Animal feeding practices to alter food composition

An additional reformulation strategy is modification of the fatty acid composition of beef and dairy products through ruminant grass-based feeding practices. This results in a reduction of SFA and an increase in PUFA concentrations, in particular ALA and conjugated linoleic acid⁽Reference Daley, Abbott and Doyle¹⁰⁵⁾. A limited number of studies have investigated the health impact of consumption of grass-fed red meat or dairy products. A RCT by McAfee et al. identified a significant increase in plasma, platelet and dietary intakes of LC n-3 PUFA after replacement of habitual red meat consumption (<500 g/week) with grass-fed beef or lamb for 4 weeks⁽Reference McAfee, McSorley and Cuskelly¹⁰⁶⁾. The impact of modifying the ruminant diet to improve milk fat was recently reviewed and concluded that it was an effective strategy to reduce population SFA intakes but that further research is required to optimise the palatability for consumers⁽Reference Givens¹⁰⁷⁾. In 2018, Benbrook and colleagues applied a dietary modelling approach to investigate the impact of grass-fed milk consumption on dietary fat intakes. Consumption of grass-fed milk was estimated to decrease LA intakes and the LA:ALA ratio, and increase intakes of ALA, which consequently improves LC n-3 PUFA precursor bioavailability⁽Reference Benbrook, Davis and Heins¹⁰⁸⁾. It is evident that further research is required to fully elucidate the impact of grass-fed meat/dairy consumption on markers of health, and also to investigate if the fatty acid profile of grass-fed beef could be further enhanced with flaxseed or alternate ALA supplementation. However, the evidence to date suggests that habitual consumption of unprocessed red meat and dairy products following reformulation with grass-based feeding practices has the potential to improve dietary fat quality, within current dietary red meat guidelines of <500 g per week⁽¹⁰⁹⁾.

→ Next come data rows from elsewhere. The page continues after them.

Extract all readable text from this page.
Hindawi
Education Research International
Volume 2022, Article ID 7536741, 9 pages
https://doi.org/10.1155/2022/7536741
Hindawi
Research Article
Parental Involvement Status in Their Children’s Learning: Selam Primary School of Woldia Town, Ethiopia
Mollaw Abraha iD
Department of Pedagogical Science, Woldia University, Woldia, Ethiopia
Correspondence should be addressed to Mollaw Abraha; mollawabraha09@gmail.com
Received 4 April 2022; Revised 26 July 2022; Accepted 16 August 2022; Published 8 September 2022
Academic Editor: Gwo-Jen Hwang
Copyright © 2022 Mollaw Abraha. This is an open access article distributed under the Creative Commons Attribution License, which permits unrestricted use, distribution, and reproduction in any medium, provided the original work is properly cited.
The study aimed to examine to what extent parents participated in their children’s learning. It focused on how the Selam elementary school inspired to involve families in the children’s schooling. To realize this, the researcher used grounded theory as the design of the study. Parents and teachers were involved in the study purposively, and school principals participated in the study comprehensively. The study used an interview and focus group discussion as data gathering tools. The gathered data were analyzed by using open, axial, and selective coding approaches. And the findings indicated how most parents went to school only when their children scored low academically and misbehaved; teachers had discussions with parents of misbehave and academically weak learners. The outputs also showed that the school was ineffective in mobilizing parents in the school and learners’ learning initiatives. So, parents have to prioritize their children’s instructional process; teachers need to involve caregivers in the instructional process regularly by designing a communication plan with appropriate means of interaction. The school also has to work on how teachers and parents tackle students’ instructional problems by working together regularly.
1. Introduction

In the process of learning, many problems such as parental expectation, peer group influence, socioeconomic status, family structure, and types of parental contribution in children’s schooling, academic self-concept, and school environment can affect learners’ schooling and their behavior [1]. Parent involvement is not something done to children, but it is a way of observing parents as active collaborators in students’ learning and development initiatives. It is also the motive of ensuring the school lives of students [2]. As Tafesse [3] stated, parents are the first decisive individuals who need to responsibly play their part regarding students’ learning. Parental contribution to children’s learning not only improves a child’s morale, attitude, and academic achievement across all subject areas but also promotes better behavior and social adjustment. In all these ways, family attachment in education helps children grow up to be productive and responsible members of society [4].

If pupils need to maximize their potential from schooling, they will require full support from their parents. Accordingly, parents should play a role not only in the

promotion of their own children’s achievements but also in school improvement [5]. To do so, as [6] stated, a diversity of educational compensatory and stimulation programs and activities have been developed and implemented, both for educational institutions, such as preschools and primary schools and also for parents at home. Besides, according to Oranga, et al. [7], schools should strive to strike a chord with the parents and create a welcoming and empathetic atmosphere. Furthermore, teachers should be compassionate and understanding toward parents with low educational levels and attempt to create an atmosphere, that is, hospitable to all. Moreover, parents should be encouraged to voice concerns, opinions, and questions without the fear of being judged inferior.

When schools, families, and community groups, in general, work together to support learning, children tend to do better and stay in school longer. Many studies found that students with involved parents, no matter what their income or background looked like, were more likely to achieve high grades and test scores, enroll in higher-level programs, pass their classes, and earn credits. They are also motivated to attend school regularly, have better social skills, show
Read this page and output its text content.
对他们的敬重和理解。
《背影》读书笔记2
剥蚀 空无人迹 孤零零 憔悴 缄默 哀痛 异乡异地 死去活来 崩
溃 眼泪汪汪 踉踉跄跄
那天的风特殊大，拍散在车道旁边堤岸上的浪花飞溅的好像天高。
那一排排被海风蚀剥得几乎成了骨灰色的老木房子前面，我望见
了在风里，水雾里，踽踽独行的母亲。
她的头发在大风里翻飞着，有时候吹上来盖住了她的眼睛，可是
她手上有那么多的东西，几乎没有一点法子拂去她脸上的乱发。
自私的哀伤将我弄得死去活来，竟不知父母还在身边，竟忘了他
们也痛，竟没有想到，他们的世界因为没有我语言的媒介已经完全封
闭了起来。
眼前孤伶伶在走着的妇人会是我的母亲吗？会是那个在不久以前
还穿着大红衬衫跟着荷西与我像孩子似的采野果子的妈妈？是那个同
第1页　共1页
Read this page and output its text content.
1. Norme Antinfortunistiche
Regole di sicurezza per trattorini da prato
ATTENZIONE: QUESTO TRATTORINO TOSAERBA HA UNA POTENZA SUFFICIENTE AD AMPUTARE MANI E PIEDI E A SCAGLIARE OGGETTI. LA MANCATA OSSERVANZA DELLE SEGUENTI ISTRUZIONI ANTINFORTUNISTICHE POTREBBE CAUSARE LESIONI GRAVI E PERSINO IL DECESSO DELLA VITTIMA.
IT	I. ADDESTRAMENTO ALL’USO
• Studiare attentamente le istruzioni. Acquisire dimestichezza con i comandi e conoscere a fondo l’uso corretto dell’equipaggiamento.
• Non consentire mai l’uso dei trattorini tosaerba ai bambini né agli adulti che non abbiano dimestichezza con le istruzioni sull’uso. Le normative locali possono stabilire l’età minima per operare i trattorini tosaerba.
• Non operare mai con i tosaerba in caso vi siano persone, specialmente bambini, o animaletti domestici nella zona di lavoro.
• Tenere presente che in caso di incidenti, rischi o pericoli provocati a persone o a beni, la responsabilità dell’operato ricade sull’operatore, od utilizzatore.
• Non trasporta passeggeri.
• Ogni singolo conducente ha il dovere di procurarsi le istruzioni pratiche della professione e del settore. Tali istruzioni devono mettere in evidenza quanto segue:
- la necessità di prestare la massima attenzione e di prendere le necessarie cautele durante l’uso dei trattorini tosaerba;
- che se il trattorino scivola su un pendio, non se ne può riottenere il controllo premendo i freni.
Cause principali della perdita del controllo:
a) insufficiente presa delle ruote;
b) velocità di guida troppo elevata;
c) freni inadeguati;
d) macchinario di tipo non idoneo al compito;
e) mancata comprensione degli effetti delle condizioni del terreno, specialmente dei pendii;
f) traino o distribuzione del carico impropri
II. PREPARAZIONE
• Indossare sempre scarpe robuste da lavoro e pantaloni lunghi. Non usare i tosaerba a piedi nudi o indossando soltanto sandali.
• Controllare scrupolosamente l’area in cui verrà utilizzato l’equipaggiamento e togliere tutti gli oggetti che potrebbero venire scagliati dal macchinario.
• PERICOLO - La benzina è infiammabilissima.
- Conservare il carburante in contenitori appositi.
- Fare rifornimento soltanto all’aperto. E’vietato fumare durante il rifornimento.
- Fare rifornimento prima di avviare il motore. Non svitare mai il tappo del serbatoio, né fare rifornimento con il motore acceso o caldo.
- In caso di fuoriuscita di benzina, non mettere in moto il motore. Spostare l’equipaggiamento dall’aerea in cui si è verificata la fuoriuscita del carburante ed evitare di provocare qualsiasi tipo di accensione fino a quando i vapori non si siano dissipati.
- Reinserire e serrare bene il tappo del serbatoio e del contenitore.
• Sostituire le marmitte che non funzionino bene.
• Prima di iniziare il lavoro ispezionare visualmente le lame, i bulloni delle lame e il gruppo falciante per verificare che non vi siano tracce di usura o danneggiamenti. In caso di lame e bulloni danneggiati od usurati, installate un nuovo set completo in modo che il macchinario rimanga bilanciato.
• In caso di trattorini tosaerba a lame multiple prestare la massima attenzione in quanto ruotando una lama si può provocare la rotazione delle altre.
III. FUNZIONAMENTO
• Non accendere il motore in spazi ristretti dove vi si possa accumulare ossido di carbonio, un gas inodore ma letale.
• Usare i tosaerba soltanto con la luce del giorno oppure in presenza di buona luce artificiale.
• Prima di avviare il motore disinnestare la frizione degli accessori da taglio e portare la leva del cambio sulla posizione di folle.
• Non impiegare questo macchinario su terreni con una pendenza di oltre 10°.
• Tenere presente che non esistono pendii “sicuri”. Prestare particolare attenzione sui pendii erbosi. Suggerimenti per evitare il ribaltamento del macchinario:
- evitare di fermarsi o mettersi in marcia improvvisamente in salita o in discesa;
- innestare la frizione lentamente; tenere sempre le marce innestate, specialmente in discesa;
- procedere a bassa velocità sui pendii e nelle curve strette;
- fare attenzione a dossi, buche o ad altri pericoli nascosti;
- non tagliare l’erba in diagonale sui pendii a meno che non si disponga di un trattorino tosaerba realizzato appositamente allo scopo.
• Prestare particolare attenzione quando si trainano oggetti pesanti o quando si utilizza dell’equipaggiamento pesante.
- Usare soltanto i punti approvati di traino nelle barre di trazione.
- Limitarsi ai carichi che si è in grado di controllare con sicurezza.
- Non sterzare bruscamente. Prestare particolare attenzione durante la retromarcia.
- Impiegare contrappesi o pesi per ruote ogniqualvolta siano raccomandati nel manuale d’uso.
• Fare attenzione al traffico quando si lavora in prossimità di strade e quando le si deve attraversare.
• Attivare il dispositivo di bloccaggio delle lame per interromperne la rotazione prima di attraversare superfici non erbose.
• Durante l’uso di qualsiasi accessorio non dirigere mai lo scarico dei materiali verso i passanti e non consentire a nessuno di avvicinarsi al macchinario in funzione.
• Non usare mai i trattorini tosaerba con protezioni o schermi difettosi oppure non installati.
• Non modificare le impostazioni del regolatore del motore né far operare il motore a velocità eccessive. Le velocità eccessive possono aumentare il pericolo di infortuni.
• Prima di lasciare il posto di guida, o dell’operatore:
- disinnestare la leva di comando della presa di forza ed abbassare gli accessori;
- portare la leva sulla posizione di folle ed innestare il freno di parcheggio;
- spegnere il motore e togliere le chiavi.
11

Health v. food sustainability issues

Whilst grass-fed beef consumption provides a potential strategy to reduce SFA and increase PUFA intakes without altering habitual dietary consumption it is important to consider the sustainability of beef. Ruminant animals currently produce one-third of the global protein, and demand is set to increase based on the growing population. A recent review by Layman et al. recommended implementation of strategies to optimise land use and minimise environmental impact for production of high quality protein⁽Reference Layman¹¹⁰⁾. Grass-fed beef had previously been associated with a large environmental footprint due to methane production and land use. However, a recent report suggested that both grass-fed and concentrate-fed beef elicit a similar environmental impact⁽Reference Garnett, Godde and Muller¹¹¹⁾. Therefore, consumption of lower quantities of high-quality beef protein, as part of a healthy diet, is a potential strategy to meet global protein requirements and reduce the environmental impact. Moreover, oily fish is the primary dietary source of LC n-3 PUFA, however due to the depletion of fish stocks and the estimated population growth, it is predicted that the fish stocks alone will not be adequate to provide sufficient LC n-3 PUFA intakes⁽Reference Baker, Miles and Burdge³⁷⁾. Hence, to sustain intakes a complementary LC n-3 PUFA source will be required. Alternate strategies include algal oil, GM oil seeds and biosynthesis from plant-based ALA⁽Reference Sanders¹¹²⁾.